Respondents were asked the fastest period the above scenario could occur. While scientists suggest it is under a sustained warming climate over thousands of years, only 11.6 percent were in line with this. Of the rest, 33.1 percent selected ‘decades’ and 39 percent selected ‘centuries’.

Asked to identify and rank the major causes of sea-level rise from a 10-item list, 28.7 percent put melting sea ice, which does not directly contribute to sea-level rise, first.

“Some of the most extreme projections selected by our respondents go beyond the 5m of sea-level rise by 2100 that some media have reported,” write the researchers.

“For example, 6.8 percent of respondents who thought [under “a scientifically credible worst-case scenario”] sea-level rise could reach ‘15m or more’ by 2100 and the 33.1 percent who believed that all the planet’s ice could melt over a period of ‘decades’ selected options that are unprecedented in the geological record and defy physical laws around how fast ice can melt, even under extreme temperature forcing.”

Associate Professor Priestley, who in 2016 won the Prime Minister’s Science Communication Prize, says Aotearoa New Zealand needs to be talking about sea-level rise as a country, and at regional and community levels, and we need good scientific information to enable this.

“We need to prepare for and adapt to the sea-level rise we know is inevitable and to act now to reduce our carbon emissions to stop even higher rises,” she says.

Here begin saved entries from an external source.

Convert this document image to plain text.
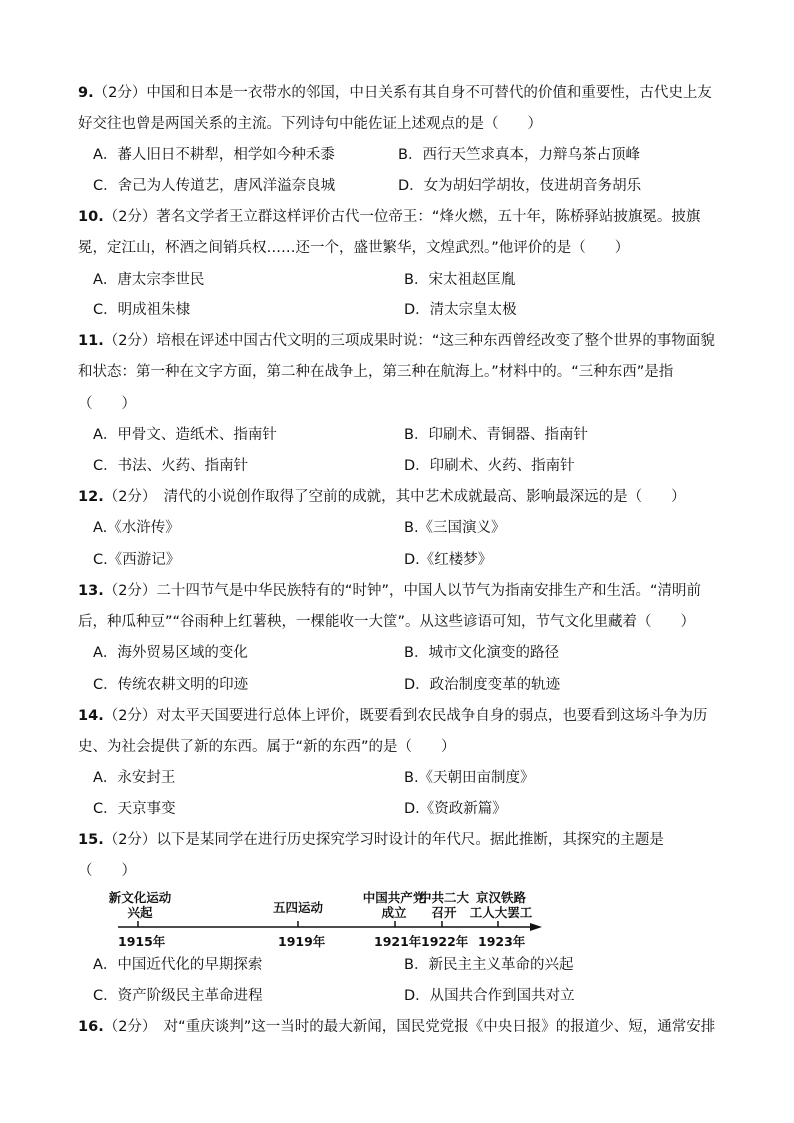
9.（2分）中国和日本是一衣带水的邻国，中日关系有其自身不可替代的价值和重要性，古代史上友
好交往也曾是两国关系的主流。下列诗句中能佐证上述观点的是（　　）
A．蕃人旧日不耕犁，相学如今种禾黍	B．西行天竺求真本，力辩乌茶占顶峰
C．舍己为人传道艺，唐风洋溢奈良城	D．女为胡妇学胡妆，伎进胡音务胡乐
10.（2分）著名文学者王立群这样评价古代一位帝王：“烽火燃，五十年，陈桥驿站披旗冕。披旗
冕，定江山，杯酒之间销兵权……还一个，盛世繁华，文煌武烈。”他评价的是（　　）
A．唐太宗李世民	B．宋太祖赵匡胤
C．明成祖朱棣	D．清太宗皇太极
11.（2分）培根在评述中国古代文明的三项成果时说：“这三种东西曾经改变了整个世界的事物面貌
和状态：第一种在文字方面，第二种在战争上，第三种在航海上。”材料中的。“三种东西”是指
（　　）
A．甲骨文、造纸术、指南针	B．印刷术、青铜器、指南针
C．书法、火药、指南针	D．印刷术、火药、指南针
12.（2分）　清代的小说创作取得了空前的成就，其中艺术成就最高、影响最深远的是（　　）
A.《水浒传》	B.《三国演义》
C.《西游记》	D.《红楼梦》
13.（2分）二十四节气是中华民族特有的“时钟”，中国人以节气为指南安排生产和生活。“清明前
后，种瓜种豆”“谷雨种上红薯秧，一棵能收一大筐”。从这些谚语可知，节气文化里藏着（　　）
A．海外贸易区域的变化	B．城市文化演变的路径
C．传统农耕文明的印迹	D．政治制度变革的轨迹
14.（2分）对太平天国要进行总体上评价，既要看到农民战争自身的弱点，也要看到这场斗争为历
史、为社会提供了新的东西。属于“新的东西”的是（　　）
A．永安封王	B.《天朝田亩制度》
C．天京事变	D.《资政新篇》
15.（2分）以下是某同学在进行历史探究学习时设计的年代尺。据此推断，其探究的主题是
（　　）
新文化运动
兴起
1915年
五四运动
1919年
中国共产党
成立
1921年
中共二大
召开
1922年
京汉铁路
工人大罢工
1923年
A．中国近代化的早期探索	B．新民主主义革命的兴起
C．资产阶级民主革命进程	D．从国共合作到国共对立
16.（2分）　对“重庆谈判”这一当时的最大新闻，国民党党报《中央日报》的报道少、短，通常安排
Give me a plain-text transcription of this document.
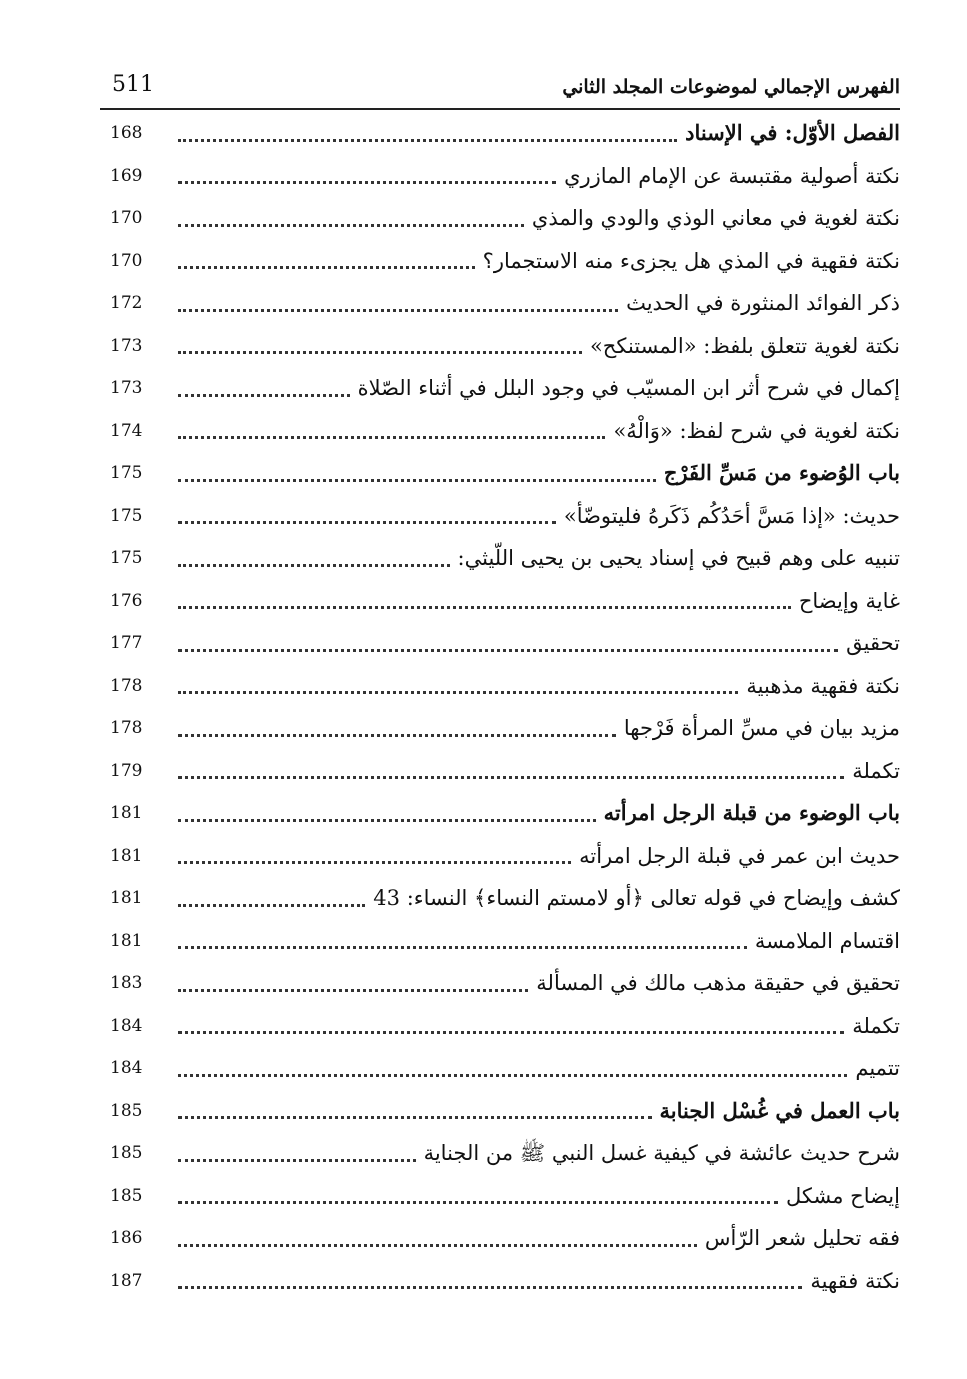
الفهرس الإجمالي لموضوعات المجلد الثاني
511
الفصل الأوّل: في الإسناد
168
نكتة أصولية مقتبسة عن الإمام المازري
169
نكتة لغوية في معاني الوذي والودي والمذي
170
نكتة فقهية في المذي هل يجزىء منه الاستجمار؟
170
ذكر الفوائد المنثورة في الحديث
172
نكتة لغوية تتعلق بلفظ: «المستنكح»
173
إكمال في شرح أثر ابن المسيّب في وجود البلل في أثناء الصّلاة
173
نكتة لغوية في شرح لفظ: «وَالْهُ»
174
باب الوُضوء من مَسِّ الفَرْج
175
حديث: «إذا مَسَّ أحَدُكُم ذَكَرهُ فليتوضّأ»
175
تنبيه على وهم قبيح في إسناد يحيى بن يحيى اللّيثي:
175
غاية وإيضاح
176
تحقيق
177
نكتة فقهية مذهبية
178
مزيد بيان في مسِّ المرأة فَرْجها
178
تكملة
179
باب الوضوء من قبلة الرجل امرأته
181
حديث ابن عمر في قبلة الرجل امرأته
181
كشف وإيضاح في قوله تعالى ﴿أو لامستم النساء﴾ النساء: 43
181
اقتسام الملامسة
181
تحقيق في حقيقة مذهب مالك في المسألة
183
تكملة
184
تتميم
184
باب العمل في غُسْل الجنابة
185
شرح حديث عائشة في كيفية غسل النبي ﷺ من الجناية
185
إيضاح مشكل
185
فقه تحليل شعر الرّأس
186
نكتة فقهية
187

“If we can meet our commitments under the Paris Agreement on climate change, we should be able to limit sea-level rise around our coast to an average of 20cm by 2050 and 50cm by 2100, although there will be significant local variation and even this amount of sea-level rise will have a significant impact and require adaptations.”

Later this year, NZ SeaRise will release location-specific sea-level rise projections for the entire coast of New Zealand, taking into account vertical land movement as well as updated global sea-level rise data from the Intergovernmental Panel on Climate Change’s Sixth Assessment Report.

Associate Professor Priestley and colleagues have written an article about their findings for The Conversation and it is available for free republication.